The fact is that the concept "Capitalism" has not been well-defined for many even by those who claim to be its proponents.

Capitalism is a social system based on the recognition of individual rights, including property rights, in which all property is privately owned.

The recognition of individual rights entails the banishment of physical force from human relationships: basically, rights can violated only by means of force. In a capitalist society, no man or group many initiate the use of physical force against others. The only function of government, in such a society, is the task of protecting man's rights, i.e., the task of protecting him from physical force; the government acts as the agent of man's right of self-defense, and may use force only in retaliation and only against those who initiate its use; thus the government is the means of placing the retaliatory use of force under objective control.

Ayn Rand, "What is Capitalism" Capitalism: the Unknown Ideal, p. 19.

The fundamental right of any free society is actually the right to property. The right to your life, person, and liberty precede it philosophically, but in practice people tend to start by looking after what they call “mine” and from there come to realize that they may not own anything if they do not first own themselves.

Rather than get into the metaphysics of human beings and how we derive the fundamental basis of any successful society, freedom, from that, let’s simply note the only characteristic worthy of note in order to define Capitalism is that all property is privately owned.

That means that there is no such thing as “public property” in a Capitalist system. Any system that contains some notion of public property cannot be rightly named “Capitalist.”

Private ownership of property also means that there is no rightful claim by any other entity against property. Any system, government, society, or economy, which tolerates non-owners to make claims against the property of another, cannot be rightly described as Capitalist. Taxes are such a claim.

There are just two examples, public property and taxes, why America cannot claim to be a purely capitalist state and I think that’s why there is so much contention over the word “Capitalism.” No one of serious intellectual merit doubts that Capitalism is the virtue to any manner of statism’s vice, but few of that same group want to admit that they live in a state that isn’t capitalistic or that they support statist economic systems.

We have come to describe states like America as ‘mixed economies.’ That means that most of the property is privately owned, but there is some that is controlled by the government or ‘publicly owned.’ (I won’t get into why there is no such thing as public ownership here, but suffice it to say that it doesn’t exist.)

To layer befuddlement upon confusion, those who would describe Capitalists like me often say ‘Laissez-faire Capitalist.’ That term was clearly generated by the Department of Redundancy Department.

I have said all of this because a mastery of the concept of Capitalism and its constituent concepts including property, rights, and ownership, are requisite for discussing economics effectively.

One final note before I close: Fredrich Hayek once wrote:

Man has been able to develop that division of labor on which our civilization is based because he happened to stumble upon a method which made it possible.

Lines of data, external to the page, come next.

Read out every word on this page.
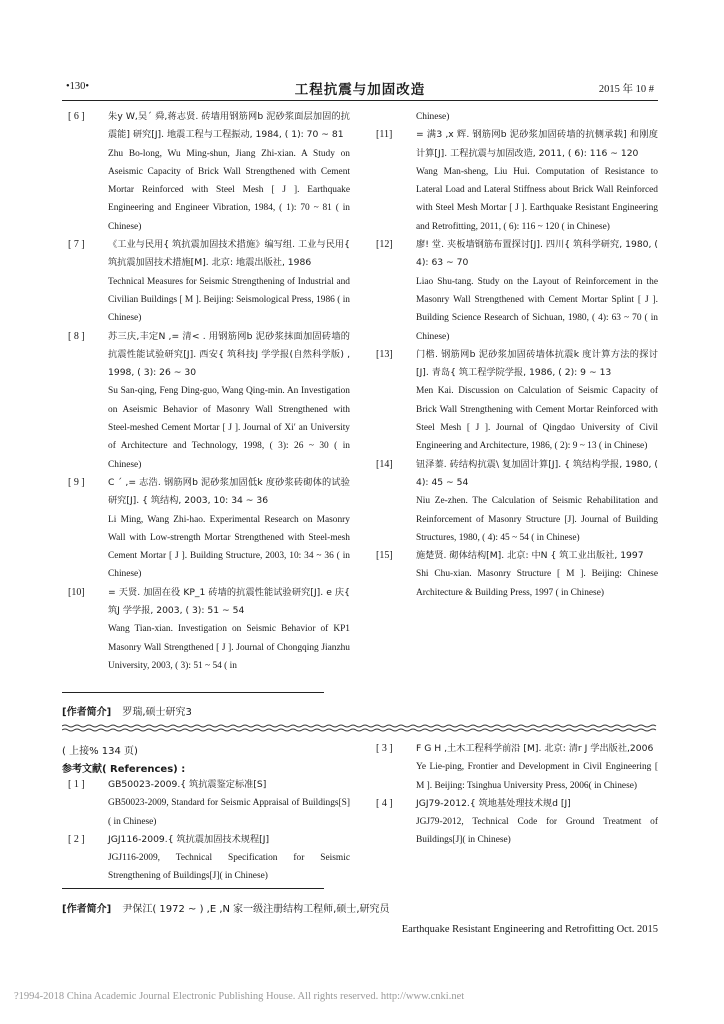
•130•	工程抗震与加固改造	2015 年 10 #
[ 6 ]	朱y W,吴ˊ 舜,蒋志贤. 砖墙用钢筋网b 泥砂浆面层加固的抗震能] 研究[J]. 地震工程与工程振动, 1984, ( 1): 70 ~ 81
Zhu Bo-long, Wu Ming-shun, Jiang Zhi-xian. A Study on Aseismic Capacity of Brick Wall Strengthened with Cement Mortar Reinforced with Steel Mesh [ J ]. Earthquake Engineering and Engineer Vibration, 1984, ( 1): 70 ~ 81 ( in Chinese)
[ 7 ]	《工业与民用{ 筑抗震加固技术措施》编写组. 工业与民用{ 筑抗震加固技术措施[M]. 北京: 地震出版社, 1986
Technical Measures for Seismic Strengthening of Industrial and Civilian Buildings [ M ]. Beijing: Seismological Press, 1986 ( in Chinese)
[ 8 ]	苏三庆,丰定N ,= 清< . 用钢筋网b 泥砂浆抹面加固砖墙的抗震性能试验研究[J]. 西安{ 筑科技J 学学报(自然科学版) , 1998, ( 3): 26 ~ 30
Su San-qing, Feng Ding-guo, Wang Qing-min. An Investigation on Aseismic Behavior of Masonry Wall Strengthened with Steel-meshed Cement Mortar [ J ]. Journal of Xi′ an University of Architecture and Technology, 1998, ( 3): 26 ~ 30 ( in Chinese)
[ 9 ]	C ˊ ,= 志浩. 钢筋网b 泥砂浆加固低k 度砂浆砖砌体的试验研究[J]. { 筑结构, 2003, 10: 34 ~ 36
Li Ming, Wang Zhi-hao. Experimental Research on Masonry Wall with Low-strength Mortar Strengthened with Steel-mesh Cement Mortar [ J ]. Building Structure, 2003, 10: 34 ~ 36 ( in Chinese)
[10]	= 天贤. 加固在役 KP_1 砖墙的抗震性能试验研究[J]. e 庆{ 筑J 学学报, 2003, ( 3): 51 ~ 54
Wang Tian-xian. Investigation on Seismic Behavior of KP1 Masonry Wall Strengthened [ J ]. Journal of Chongqing Jianzhu University, 2003, ( 3): 51 ~ 54 ( in
Chinese)
[11]	= 满3 ,x 辉. 钢筋网b 泥砂浆加固砖墙的抗侧承载] 和刚度计算[J]. 工程抗震与加固改造, 2011, ( 6): 116 ~ 120
Wang Man-sheng, Liu Hui. Computation of Resistance to Lateral Load and Lateral Stiffness about Brick Wall Reinforced with Steel Mesh Mortar [ J ]. Earthquake Resistant Engineering and Retrofitting, 2011, ( 6): 116 ~ 120 ( in Chinese)
[12]	廖! 堂. 夹板墙钢筋布置探讨[J]. 四川{ 筑科学研究, 1980, ( 4): 63 ~ 70
Liao Shu-tang. Study on the Layout of Reinforcement in the Masonry Wall Strengthened with Cement Mortar Splint [ J ]. Building Science Research of Sichuan, 1980, ( 4): 63 ~ 70 ( in Chinese)
[13]	门楷. 钢筋网b 泥砂浆加固砖墙体抗震k 度计算方法的探讨[J]. 青岛{ 筑工程学院学报, 1986, ( 2): 9 ~ 13
Men Kai. Discussion on Calculation of Seismic Capacity of Brick Wall Strengthening with Cement Mortar Reinforced with Steel Mesh [ J ]. Journal of Qingdao University of Civil Engineering and Architecture, 1986, ( 2): 9 ~ 13 ( in Chinese)
[14]	钮泽蓁. 砖结构抗震\ 复加固计算[J]. { 筑结构学报, 1980, ( 4): 45 ~ 54
Niu Ze-zhen. The Calculation of Seismic Rehabilitation and Reinforcement of Masonry Structure [J]. Journal of Building Structures, 1980, ( 4): 45 ~ 54 ( in Chinese)
[15]	施楚贤. 砌体结构[M]. 北京: 中N { 筑工业出版社, 1997
Shi Chu-xian. Masonry Structure [ M ]. Beijing: Chinese Architecture & Building Press, 1997 ( in Chinese)
[作者简介] 罗瑞,硕士研究3
( 上接% 134 页)
参考文献( References) :
[ 1 ]	GB50023-2009.{ 筑抗震鉴定标准[S]
GB50023-2009, Standard for Seismic Appraisal of Buildings[S]( in Chinese)
[ 2 ]	JGJ116-2009.{ 筑抗震加固技术规程[J]
JGJ116-2009, Technical Specification for Seismic Strengthening of Buildings[J]( in Chinese)
[ 3 ]	F G H ,土木工程科学前沿 [M]. 北京: 清r J 学出版社,2006
Ye Lie-ping, Frontier and Development in Civil Engineering [ M ]. Beijing: Tsinghua University Press, 2006( in Chinese)
[ 4 ]	JGJ79-2012.{ 筑地基处理技术规d [J]
JGJ79-2012, Technical Code for Ground Treatment of Buildings[J]( in Chinese)
[作者简介] 尹保江( 1972 ~ ) ,E ,N 家一级注册结构工程师,硕士,研究员
Earthquake Resistant Engineering and Retrofitting Oct. 2015
?1994-2018 China Academic Journal Electronic Publishing House. All rights reserved. http://www.cnki.net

Had he not done so, he might still have developed some other, altogether difference, type of civilization, something like the “state” of the termite ants, or some other altogether unimaginable type.

Those two sentences illustrate perfectly why there is not a single Capitalistic society in existence today and why most of those who claim to support Capitalism will continue to fall short of the goal of instituting a Capitalist society. Capitalism is no mere accident; it is the only system of interactions appropriate for human beings as human beings. There is no other system that is both moral and sustainable. All others, including mixed economies, will eventually suffer from wholesale, catastrophic failures.